I've been going to bed late, sleeping hard, waking up late.
And I'm not even completely sure I'm making it better. It's a word jumble now -- I can't feel the story at all. A totally intellectual activity by now. My theory is -- make a word better and it makes the sentence better; make the sentence better and it makes the paragraph better; make the paragraph better and it makes the scene better; make the scene better and it makes the chapter better; make the chapter better and it makes the book better.
That's the theory -- and I just have to hope and assume that the original story is strong enough to carry all the added burden. Going back over early drafts, I'm amazed how much of the original story is still there. I'd have thought it was all changed by now. This was a benefit of rewriting -- restoring some of my faith in the original story.
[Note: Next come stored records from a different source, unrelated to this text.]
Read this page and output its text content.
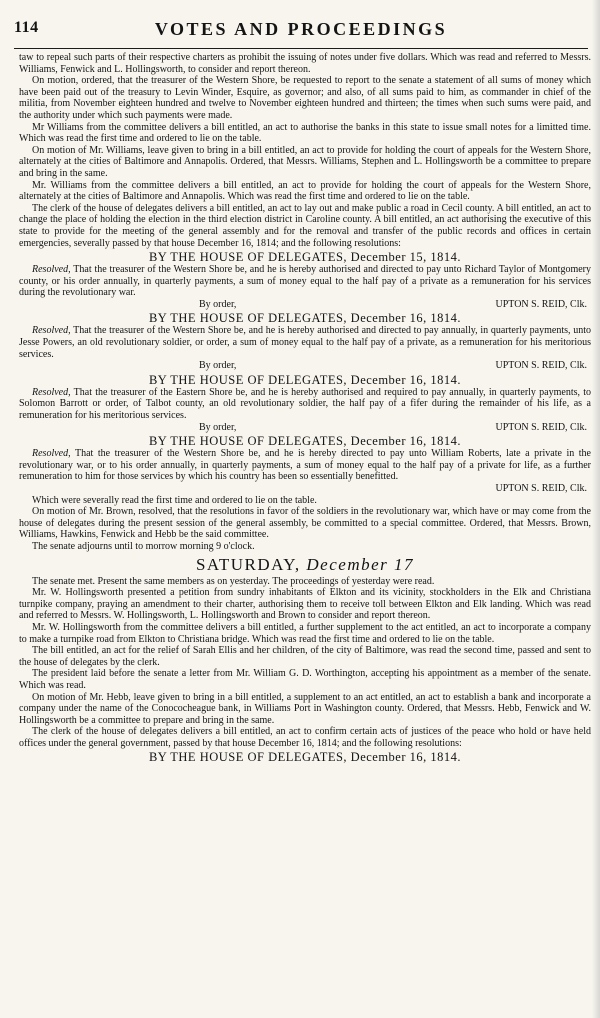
114	VOTES AND PROCEEDINGS

taw to repeal such parts of their respective charters as prohibit the issuing of notes under five dollars. Which was read and referred to Messrs. Williams, Fenwick and L. Hollingsworth, to consider and report thereon.

On motion, ordered, that the treasurer of the Western Shore, be requested to report to the senate a statement of all sums of money which have been paid out of the treasury to Levin Winder, Esquire, as governor; and also, of all sums paid to him, as commander in chief of the militia, from November eighteen hundred and twelve to November eighteen hundred and thirteen; the times when such sums were paid, and the authority under which such payments were made.

Mr Williams from the committee delivers a bill entitled, an act to authorise the banks in this state to issue small notes for a limitted time. Which was read the first time and ordered to lie on the table.

On motion of Mr. Williams, leave given to bring in a bill entitled, an act to provide for holding the court of appeals for the Western Shore, alternately at the cities of Baltimore and Annapolis. Ordered, that Messrs. Williams, Stephen and L. Hollingsworth be a committee to prepare and bring in the same.

Mr. Williams from the committee delivers a bill entitled, an act to provide for holding the court of appeals for the Western Shore, alternately at the cities of Baltimore and Annapolis. Which was read the first time and ordered to lie on the table.

The clerk of the house of delegates delivers a bill entitled, an act to lay out and make public a road in Cecil county. A bill entitled, an act to change the place of holding the election in the third election district in Caroline county. A bill entitled, an act authorising the executive of this state to provide for the meeting of the general assembly and for the removal and transfer of the public records and offices in certain emergencies, severally passed by that house December 16, 1814; and the following resolutions:

BY THE HOUSE OF DELEGATES, December 15, 1814.

Resolved, That the treasurer of the Western Shore be, and he is hereby authorised and directed to pay unto Richard Taylor of Montgomery county, or his order annually, in quarterly payments, a sum of money equal to the half pay of a private as a remuneration for his services during the revolutionary war.

By order,	UPTON S. REID, Clk.
BY THE HOUSE OF DELEGATES, December 16, 1814.

Resolved, That the treasurer of the Western Shore be, and he is hereby authorised and directed to pay annually, in quarterly payments, unto Jesse Powers, an old revolutionary soldier, or order, a sum of money equal to the half pay of a private, as a remuneration for his meritorious services.

By order,	UPTON S. REID, Clk.
BY THE HOUSE OF DELEGATES, December 16, 1814.

Resolved, That the treasurer of the Eastern Shore be, and he is hereby authorised and required to pay annually, in quarterly payments, to Solomon Barrott or order, of Talbot county, an old revolutionary soldier, the half pay of a fifer during the remainder of his life, as a remuneration for his meritorious services.

By order,	UPTON S. REID, Clk.
BY THE HOUSE OF DELEGATES, December 16, 1814.

Resolved, That the treasurer of the Western Shore be, and he is hereby directed to pay unto William Roberts, late a private in the revolutionary war, or to his order annually, in quarterly payments, a sum of money equal to the half pay of a private for life, as a further remuneration to him for those services by which his country has been so essentially benefitted.

UPTON S. REID, Clk.

Which were severally read the first time and ordered to lie on the table.

On motion of Mr. Brown, resolved, that the resolutions in favor of the soldiers in the revolutionary war, which have or may come from the house of delegates during the present session of the general assembly, be committed to a special committee. Ordered, that Messrs. Brown, Williams, Hawkins, Fenwick and Hebb be the said committee.

The senate adjourns until to morrow morning 9 o'clock.

SATURDAY, December 17

The senate met. Present the same members as on yesterday. The proceedings of yesterday were read.

Mr. W. Hollingsworth presented a petition from sundry inhabitants of Elkton and its vicinity, stockholders in the Elk and Christiana turnpike company, praying an amendment to their charter, authorising them to receive toll between Elkton and Elk landing. Which was read and referred to Messrs. W. Hollingsworth, L. Hollingsworth and Brown to consider and report thereon.

Mr. W. Hollingsworth from the committee delivers a bill entitled, a further supplement to the act entitled, an act to incorporate a company to make a turnpike road from Elkton to Christiana bridge. Which was read the first time and ordered to lie on the table.

The bill entitled, an act for the relief of Sarah Ellis and her children, of the city of Baltimore, was read the second time, passed and sent to the house of delegates by the clerk.

The president laid before the senate a letter from Mr. William G. D. Worthington, accepting his appointment as a member of the senate. Which was read.

On motion of Mr. Hebb, leave given to bring in a bill entitled, a supplement to an act entitled, an act to establish a bank and incorporate a company under the name of the Conococheague bank, in Williams Port in Washington county. Ordered, that Messrs. Hebb, Fenwick and W. Hollingsworth be a committee to prepare and bring in the same.

The clerk of the house of delegates delivers a bill entitled, an act to confirm certain acts of justices of the peace who hold or have held offices under the general government, passed by that house December 16, 1814; and the following resolutions:

BY THE HOUSE OF DELEGATES, December 16, 1814.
Most of the changes have been attempts to make the story move forward. A lot of moving around of chapters. I've never had a book where I could do that with so much -- and I'm afraid it isn't a good sign. Story should follow story. I shouldn't be able to move entire chunks around and not have it impact the forward momentum.
I've tried to explain the motivations of the characters better, and create some tension.
There is a lot of tightening of the language -- and I have to be careful about that, too. I can take all the life out of it if I don't watch out.
What I often try to do is a final "sloppy" cut as I call it. Letting go and just feeling it and added asides and messiness and just an overall feel. Not working so much on eliminating everything. Just letting it flow kind of loosely.
I enjoyed making my Director's Cut, and I've enjoyed turning many of the first few chapters into First Person/Present Tense.
But -- in the end -- I probably won't do either thing. I'll probably save a bit of the extended version and then go back to the conventional 3rd Person/Past tense format. The first option reads well in short bursts, but become distracting over a longer novel, I think.
But what all this messing around has done is given me a reason to really get down there and look at what I'm doing. I think it has improved the writing. I just needed a tool to get at it, and changing perspective and tenses is how I did that.
Not all choices are obvious -- sometimes I move a chapter to another place and I think it improves some things and harms others.
At least with Faerylander, I'll know that I really and truly tried and did my best. 3 years of working on it, trying to 'fix' it. Doing everything I can think of to make it better. Then doing it again and again.
A few days ago, it felt to me like it transformed into a real book. All the shoring up and fussing has made it a real story.
Soon -- within the next couple months, I'll settle on a final draft. I'll finish and be done.
I feel comfortable that it is a real book. I feel good that I've done everything I can to make it better.
I'm not sure it works, but I don't know if fiddling with it any longer will make it better. Time to finish it, let it go, and move on to other things.